Just a few (hopefully constructive) ideas. What do you think?
Syncthing is AAA software, by the way. Congrats, and thanks!
It isn’t though, because there might be files on disk that were ignored previously that now aren’t, and those aren’t in the index. Maybe you mean that we could do some sort of analysis on the ignore pattern change and try to figure out if it’s more or less restrictive than before and only do a rescan if it’s less restrictive, but that seems like a lot of effort for marginal return.
Otherwise, you can absolutely run with rescans every week, trusting FS notifications to do their thing.
I guess the question is why can we not trust FS notifications? Assuming they work, we can update the index accordingly, even for previously ignored files, avoiding the hassle the do a full rescan when we edit the ignore patterns. We can thus rely on the index and then simply set a personal best interval for full rescans to run, ensuring overall consistency.
Let’s just think about it. I think it’s worth considering.
FS notifications mostly work, but they can overflow and events can be missed so periodic scans are recommended. You can decide that for yourself though, running with one scan per week will almost certainly be perfectly fine.
We shouldn’t index ignored files – ignoring means the user told us they don’t want them indexed. For example, we might not have permission to access them, or they may be temporary files we shouldn’t bother with, or they may be secrets which should not be recorded in the database.
In any case, you just think it would be a performance gain in your setup, but we could imagine a scenario where almost all of your 600k files are ignored and only a handful are not. You would not be happy with us if we indexed all 600k files for some potential future performance boost in case you elected to change ignore patterns. Especially not since you might need to increase kernel variables to allow watching of them when all we really need is to watch the handful of non-ignored files.

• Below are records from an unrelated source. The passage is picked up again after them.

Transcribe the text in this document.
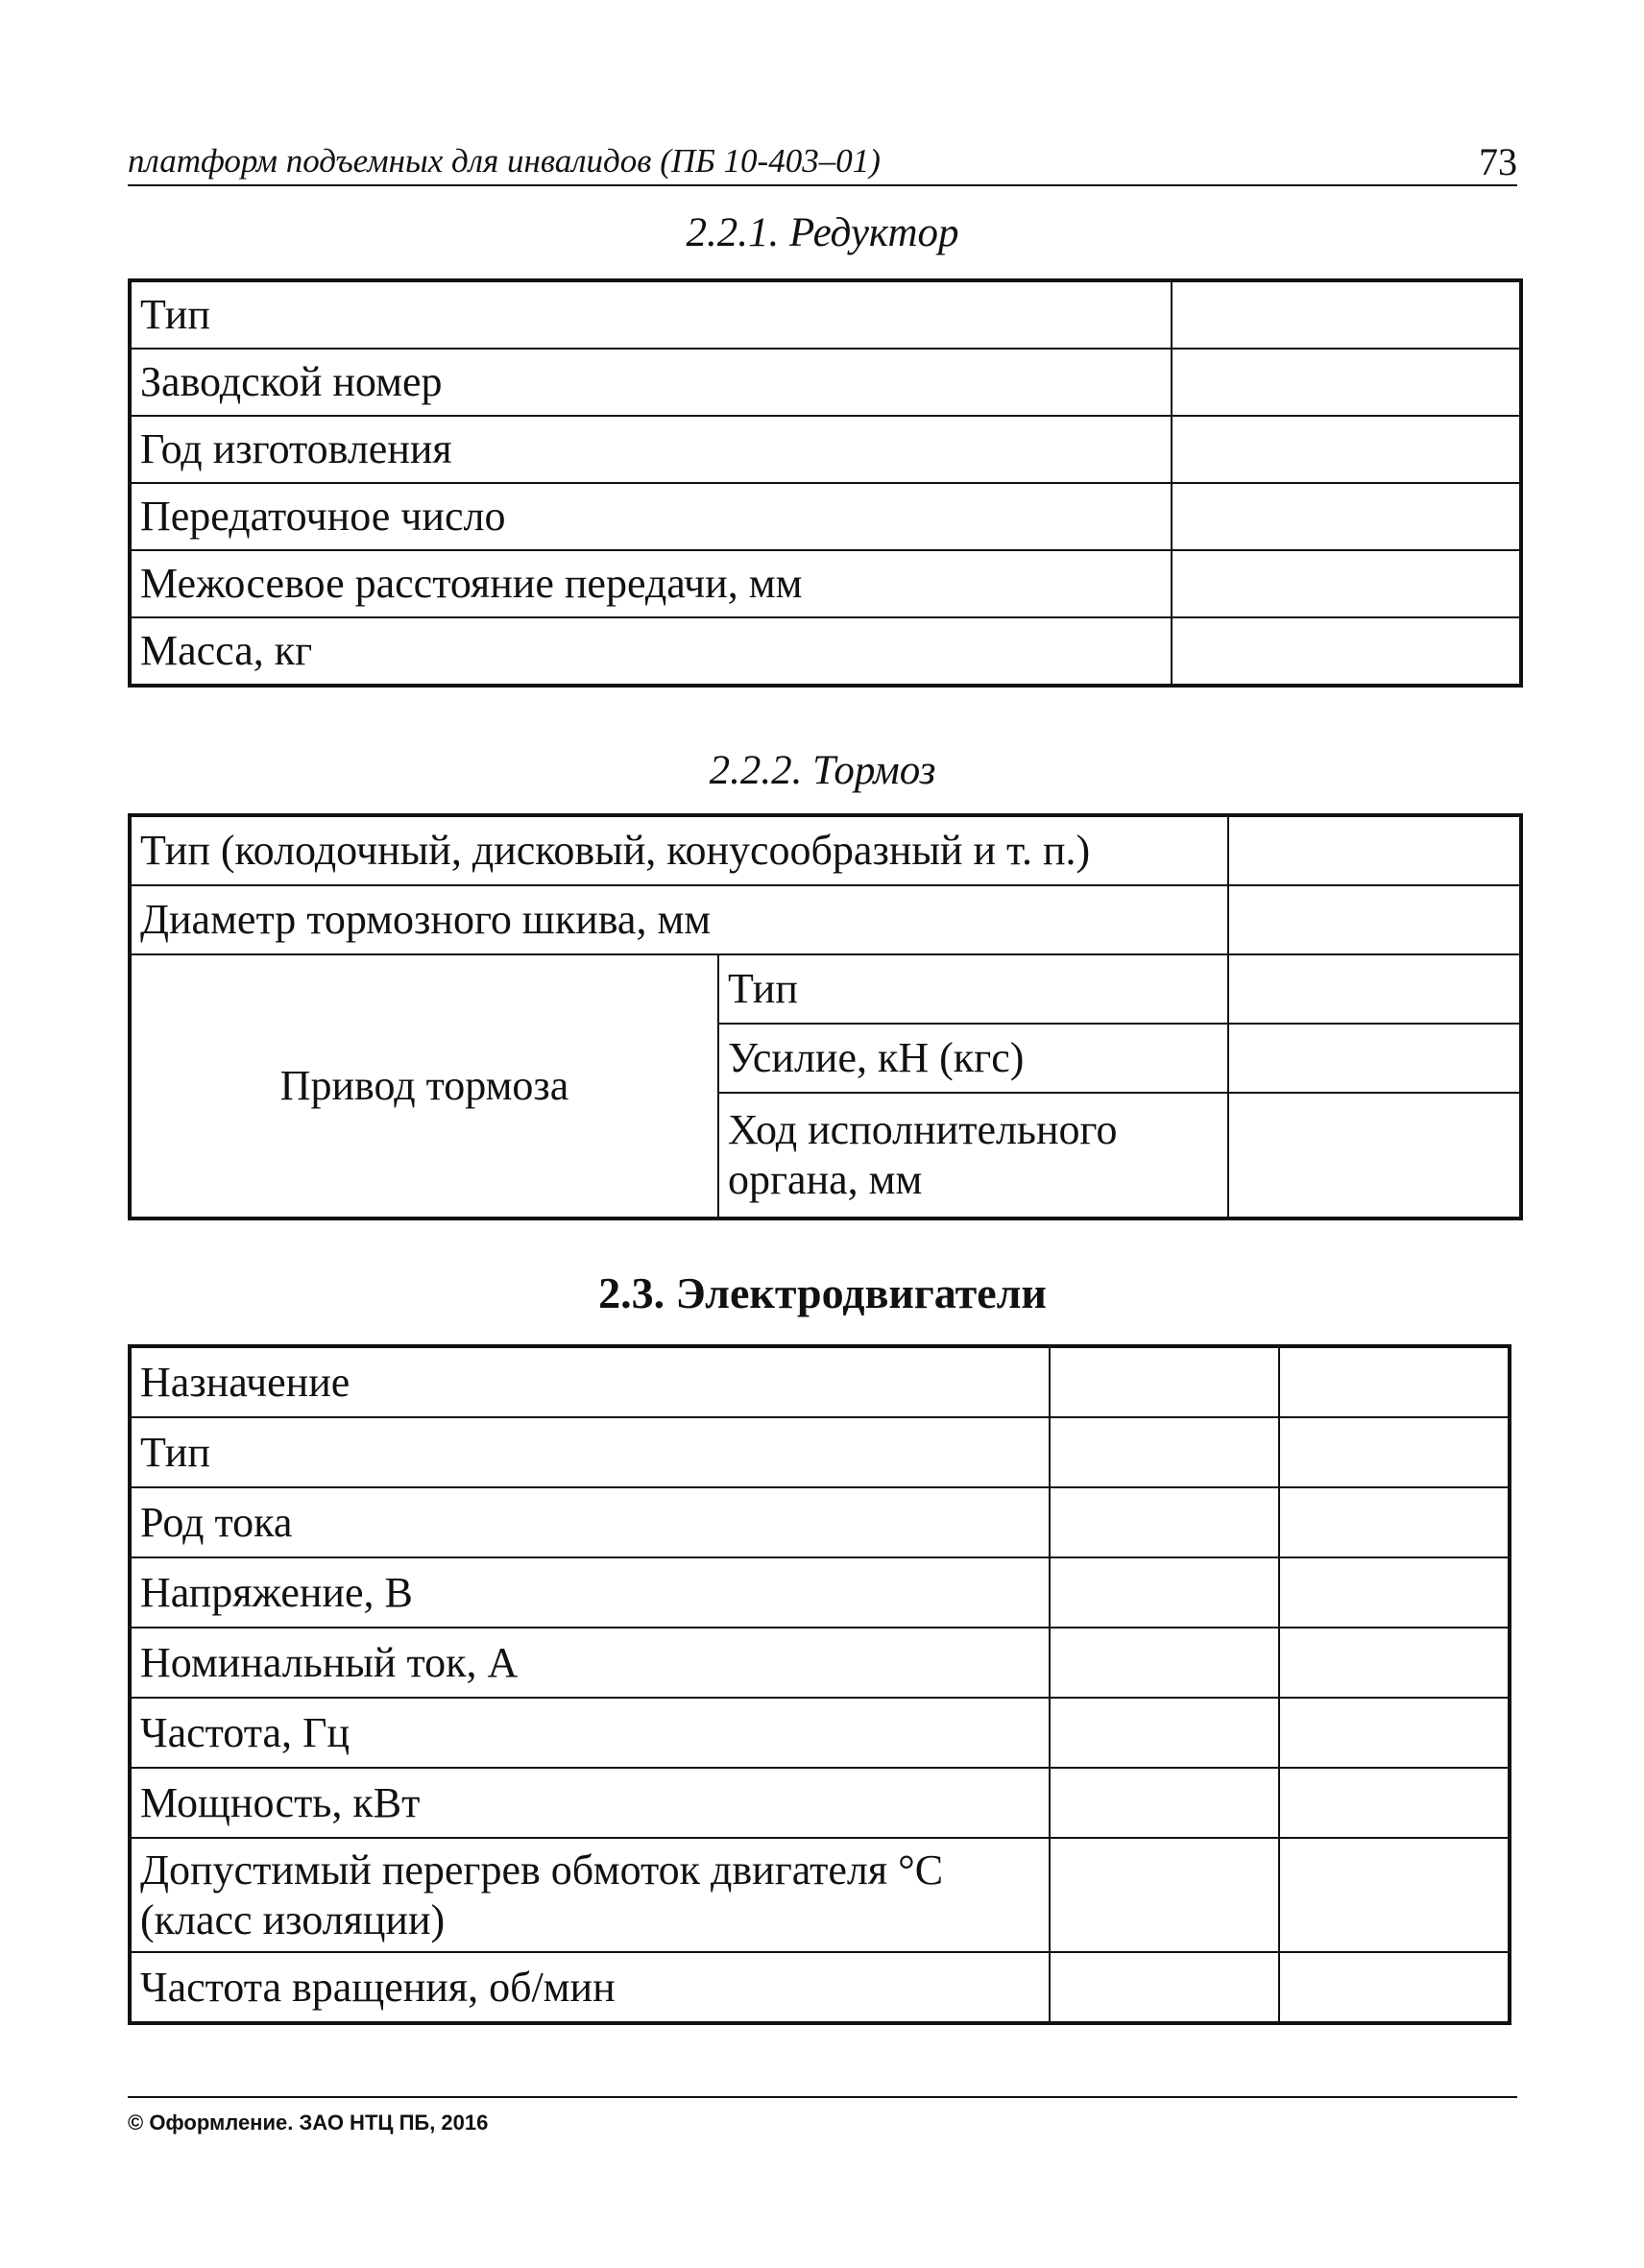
платформ подъемных для инвалидов (ПБ 10-403–01)	73
2.2.1. Редуктор
Тип	
Заводской номер	
Год изготовления	
Передаточное число	
Межосевое расстояние передачи, мм	
Масса, кг	
2.2.2. Тормоз
Тип (колодочный, дисковый, конусообразный и т. п.)		
Диаметр тормозного шкива, мм		
Привод тормоза	Тип	
	Усилие, кН (кгс)	
	Ход исполнительного органа, мм	
2.3. Электродвигатели
Назначение		
Тип		
Род тока		
Напряжение, В		
Номинальный ток, А		
Частота, Гц		
Мощность, кВт		
Допустимый перегрев обмоток двигателя °С (класс изоляции)		
Частота вращения, об/мин		
© Оформление. ЗАО НТЦ ПБ, 2016
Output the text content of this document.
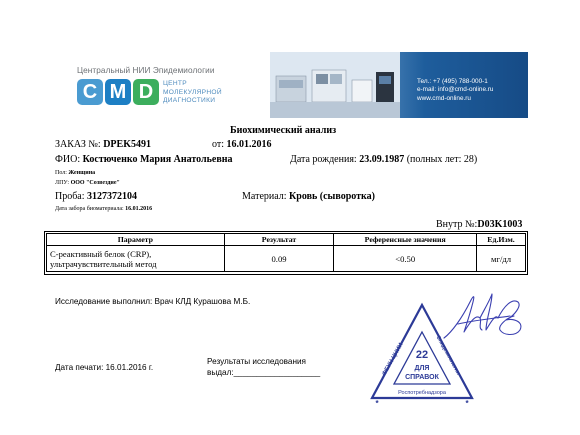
Центральный НИИ Эпидемиологии
C M D	ЦЕНТР
МОЛЕКУЛЯРНОЙ
ДИАГНОСТИКИ
Тел.: +7 (495) 788-000-1
e-mail: info@cmd-online.ru
www.cmd-online.ru
Биохимический анализ
ЗАКАЗ №: DPEK5491	от: 16.01.2016
ФИО: Костюченко Мария Анатольевна	Дата рождения: 23.09.1987 (полных лет: 28)
Пол: Женщина
ЛПУ: ООО "Созвездие"
Проба: 3127372104	Материал: Кровь (сыворотка)
Дата забора биоматериала: 16.01.2016
Внутр №:D03K1003
Параметр	Результат	Референсные значения	Ед.Изм.

С-реактивный белок (CRP),
ультрачувствительный метод	0.09	<0.50	мг/дл
Исследование выполнил: Врач КЛД Курашова М.Б.
Дата печати: 16.01.2016 г.
Результаты исследования
выдал:___________________
22
ДЛЯ
СПРАВОК
Роспотребнадзора
ФБУН ЦНИИ	Эпидемиологии
*	*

I am not saying we should index ignored files, but rather remove them from the index when they are added to the ignore patterns. This would require an index scan and subsequent update, rather than a full filesystem rescan. We could then add the files back whenever there is an FS notification, or a remote sync attempt, and the files are not in the ignore patterns anymore.
There is, however, a use case that is not covered, which is when an ignored file is added locally, the FS notification is triggered, but it is not added to the index, since it is ignored. In this case, removing this file from ignored patterns would not be sufficient to index it and add it back. In this case, it could simply be picked up in the next rescan. This could be optional, where the trade-off is the level of consistency required by the user versus a performance gain in most cases.
This would affect all systems, not just my particular case.
I do understand, however, if you want to keep it simple, which also ensures code robustness. Really just thinking “out loud” here.
Thanks for the discussion,
Yeah… We generally optimize for correctness rather than performance, so we do the scan to pick up files that are no longer ignored.